My background is chemistry and I was exploring some one dimensional deconvolution problems i.e., resolution of two or more overlapping peaks. A lot of excellent work was done in the 1970-80s. However, I wanted to clarify a conceptual point or proper mathematical nomenclature since most of these signal deconvolution problems are not written by mathematicians. Starting from convolution integral, the typical starting discussion is:
$$ C(E)=\int_{-\infty}^{\infty} W\left(E^{\prime}\right) R\left(E-E^{\prime}\right) \mathrm{d} E^{\prime} $$ with $$ \int_{-\infty}^{\infty} R(E) \mathrm{d} E=1 $$
where $E$ and $E^{\prime}$ denote the radiation energy; $C(E)$, $E(E)$ and $R(E)$ mean the observed spectrum, the intrinsic distribution and the response function, respectively. The goal is to obtain true distribution is obtained from deconvoluting the observed spectrum with the response function.

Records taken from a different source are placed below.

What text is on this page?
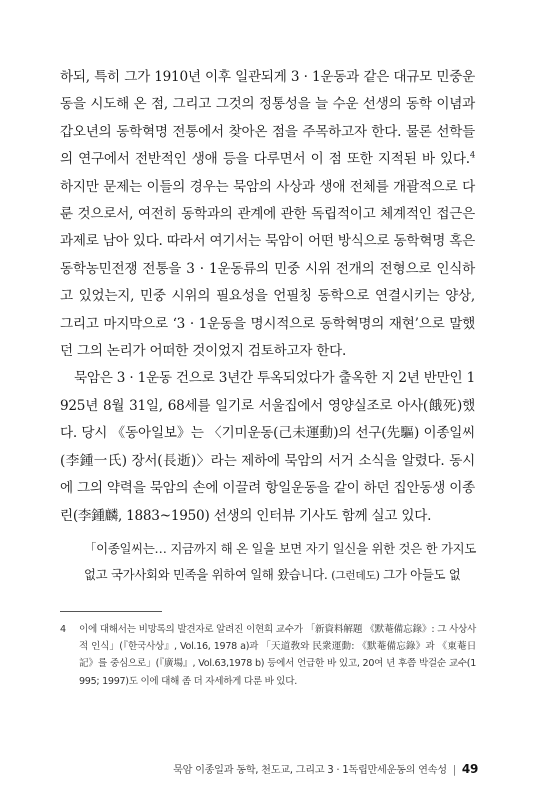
하되, 특히 그가 1910년 이후 일관되게 3 · 1운동과 같은 대규모 민중운동을 시도해 온 점, 그리고 그것의 정통성을 늘 수운 선생의 동학 이념과 갑오년의 동학혁명 전통에서 찾아온 점을 주목하고자 한다. 물론 선학들의 연구에서 전반적인 생애 등을 다루면서 이 점 또한 지적된 바 있다.$^4$ 하지만 문제는 이들의 경우는 묵암의 사상과 생애 전체를 개괄적으로 다룬 것으로서, 여전히 동학과의 관계에 관한 독립적이고 체계적인 접근은 과제로 남아 있다. 따라서 여기서는 묵암이 어떤 방식으로 동학혁명 혹은 동학농민전쟁 전통을 3 · 1운동류의 민중 시위 전개의 전형으로 인식하고 있었는지, 민중 시위의 필요성을 언필칭 동학으로 연결시키는 양상, 그리고 마지막으로 ‘3 · 1운동을 명시적으로 동학혁명의 재현’으로 말했던 그의 논리가 어떠한 것이었지 검토하고자 한다.

묵암은 3 · 1운동 건으로 3년간 투옥되었다가 출옥한 지 2년 반만인 1925년 8월 31일, 68세를 일기로 서울집에서 영양실조로 아사(餓死)했다. 당시 《동아일보》는 〈기미운동(己未運動)의 선구(先驅) 이종일씨(李鍾一氏) 장서(長逝)〉라는 제하에 묵암의 서거 소식을 알렸다. 동시에 그의 약력을 묵암의 손에 이끌려 항일운동을 같이 하던 집안동생 이종린(李鍾麟, 1883~1950) 선생의 인터뷰 기사도 함께 실고 있다.

「이종일씨는… 지금까지 해 온 일을 보면 자기 일신을 위한 것은 한 가지도 없고 국가사회와 민족을 위하여 일해 왔습니다. (그런데도) 그가 아들도 없
4 이에 대해서는 비망록의 발견자로 알려진 이현희 교수가 「新資料解題 《默菴備忘錄》: 그 사상사적 인식」(『한국사상』, Vol.16, 1978 a)과 「天道敎와 民衆運動: 《默菴備忘錄》과 《東菴日記》를 중심으로」(『廣場』, Vol.63,1978 b) 등에서 언급한 바 있고, 20여 년 후쯤 박걸순 교수(1995; 1997)도 이에 대해 좀 더 자세하게 다룬 바 있다.
묵암 이종일과 동학, 천도교, 그리고 3 · 1독립만세운동의 연속성 | 49
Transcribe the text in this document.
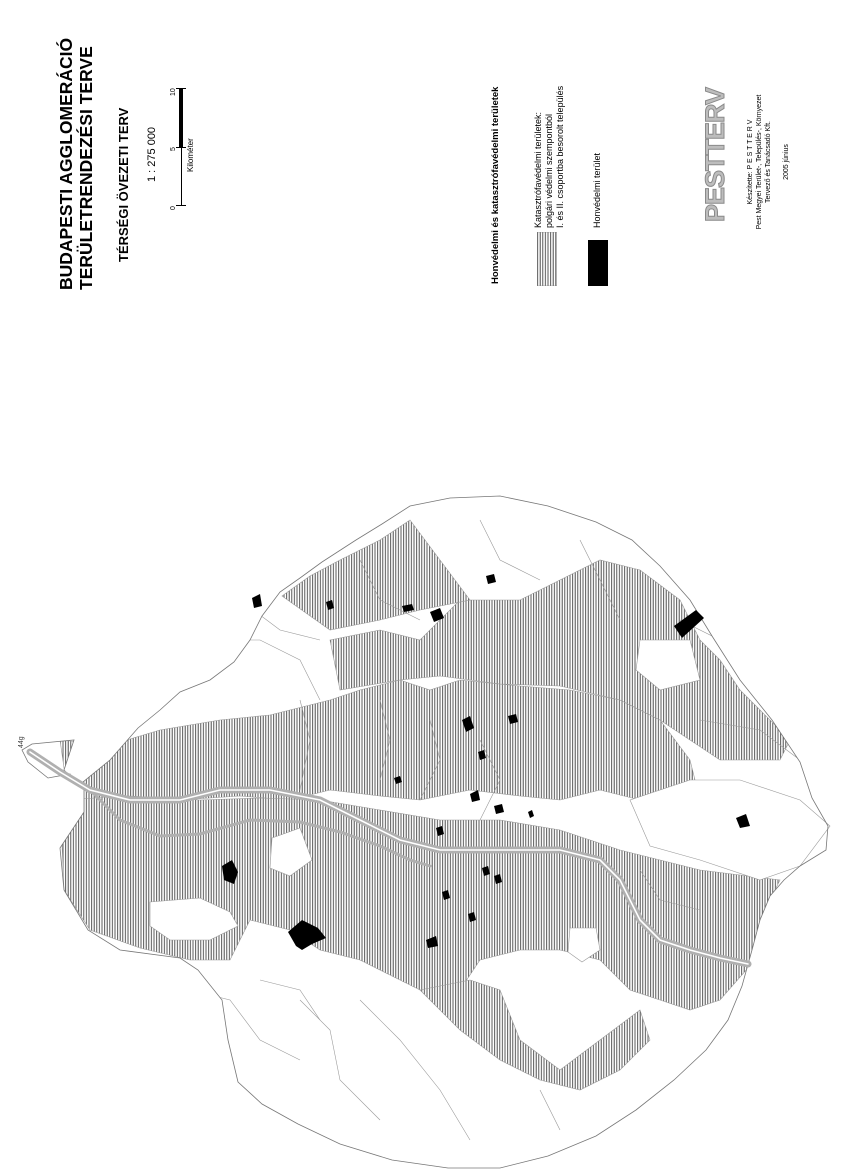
44g
BUDAPESTI AGGLOMERÁCIÓ TERÜLETRENDEZÉSI TERVE TÉRSÉGI ÖVEZETI TERV 1 : 275 000
0
5
10
Kilométer	Honvédelmi és katasztrófavédelmi területek	Katasztrófavédelmi területek: polgári védelmi szempontból I. és II. csoportba besorolt település	Honvédelmi terület	PESTTERV Készítette: P E S T T E R V Pest Megyei Terület-, Település-, Környezet Tervező és Tanácsadó Kft. 2005 június
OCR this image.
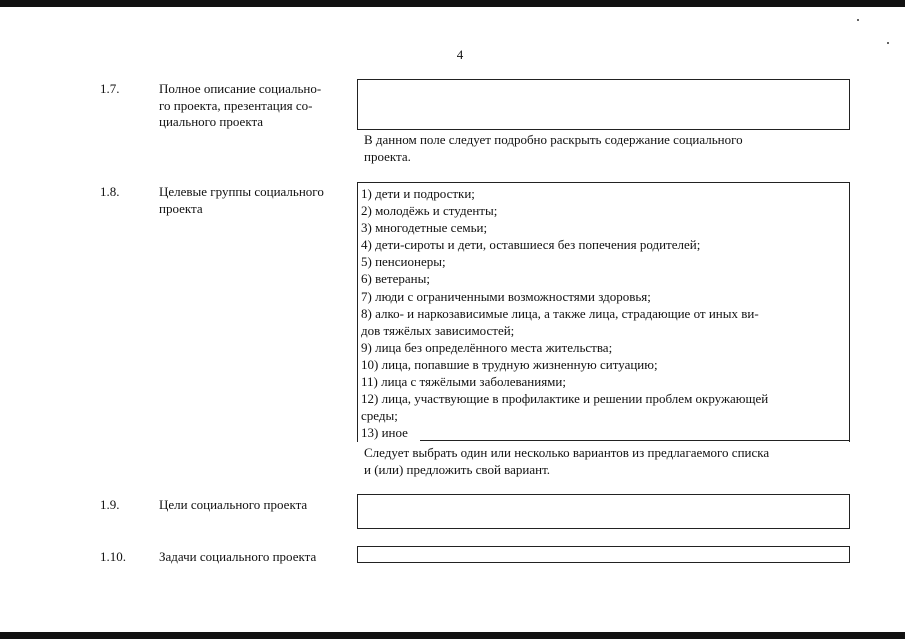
4
1.7.	Полное описание социально-
го проекта, презентация со-
циального проекта
В данном поле следует подробно раскрыть содержание социального
проекта.
1.8.	Целевые группы социального
проекта
1) дети и подростки;
2) молодёжь и студенты;
3) многодетные семьи;
4) дети-сироты и дети, оставшиеся без попечения родителей;
5) пенсионеры;
6) ветераны;
7) люди с ограниченными возможностями здоровья;
8) алко- и наркозависимые лица, а также лица, страдающие от иных ви-
дов тяжёлых зависимостей;
9) лица без определённого места жительства;
10) лица, попавшие в трудную жизненную ситуацию;
11) лица с тяжёлыми заболеваниями;
12) лица, участвующие в профилактике и решении проблем окружающей
среды;
13) иное
Следует выбрать один или несколько вариантов из предлагаемого списка
и (или) предложить свой вариант.
1.9.	Цели социального проекта
1.10.	Задачи социального проекта
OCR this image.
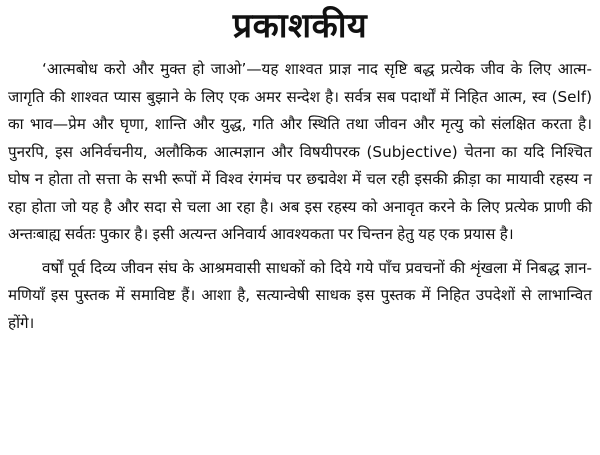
प्रकाशकीय

‘आत्मबोध करो और मुक्त हो जाओ’—यह शाश्वत प्राज्ञ नाद सृष्टि बद्ध प्रत्येक जीव के लिए आत्म-जागृति की शाश्वत प्यास बुझाने के लिए एक अमर सन्देश है। सर्वत्र सब पदार्थों में निहित आत्म, स्व (Self) का भाव—प्रेम और घृणा, शान्ति और युद्ध, गति और स्थिति तथा जीवन और मृत्यु को संलक्षित करता है। पुनरपि, इस अनिर्वचनीय, अलौकिक आत्मज्ञान और विषयीपरक (Subjective) चेतना का यदि निश्चित घोष न होता तो सत्ता के सभी रूपों में विश्व रंगमंच पर छद्मवेश में चल रही इसकी क्रीड़ा का मायावी रहस्य न रहा होता जो यह है और सदा से चला आ रहा है। अब इस रहस्य को अनावृत करने के लिए प्रत्येक प्राणी की अन्तःबाह्य सर्वतः पुकार है। इसी अत्यन्त अनिवार्य आवश्यकता पर चिन्तन हेतु यह एक प्रयास है।

वर्षों पूर्व दिव्य जीवन संघ के आश्रमवासी साधकों को दिये गये पाँच प्रवचनों की शृंखला में निबद्ध ज्ञान-मणियाँ इस पुस्तक में समाविष्ट हैं। आशा है, सत्यान्वेषी साधक इस पुस्तक में निहित उपदेशों से लाभान्वित होंगे।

Most authors then switch to the following matrix equation, $$ \mathrm{C}=R W $$ where $R$ is a square matrix, and $C$ and $W$ are column vectors which correspond to the observed spectrum after background subtraction and to the intrinsic distribution, respectively.
(i) My understanding is that convolution by matrices is a circular convolution and this is done by circulant matrices. Is there a matrix formulation that is meant for linear convolution, or zero padding is the only way to obtain linear convolution out of circulant matrices? I mean is there a special matrix, besides circulant matrix, which performs linear convolution?
(ii) Sometimes the name Toepltiz matrix is used in deconvolution problems. Should we call $R$ a circulant matrix or a Toeplitz matrix?
I would appreciate a readible reference on this topic.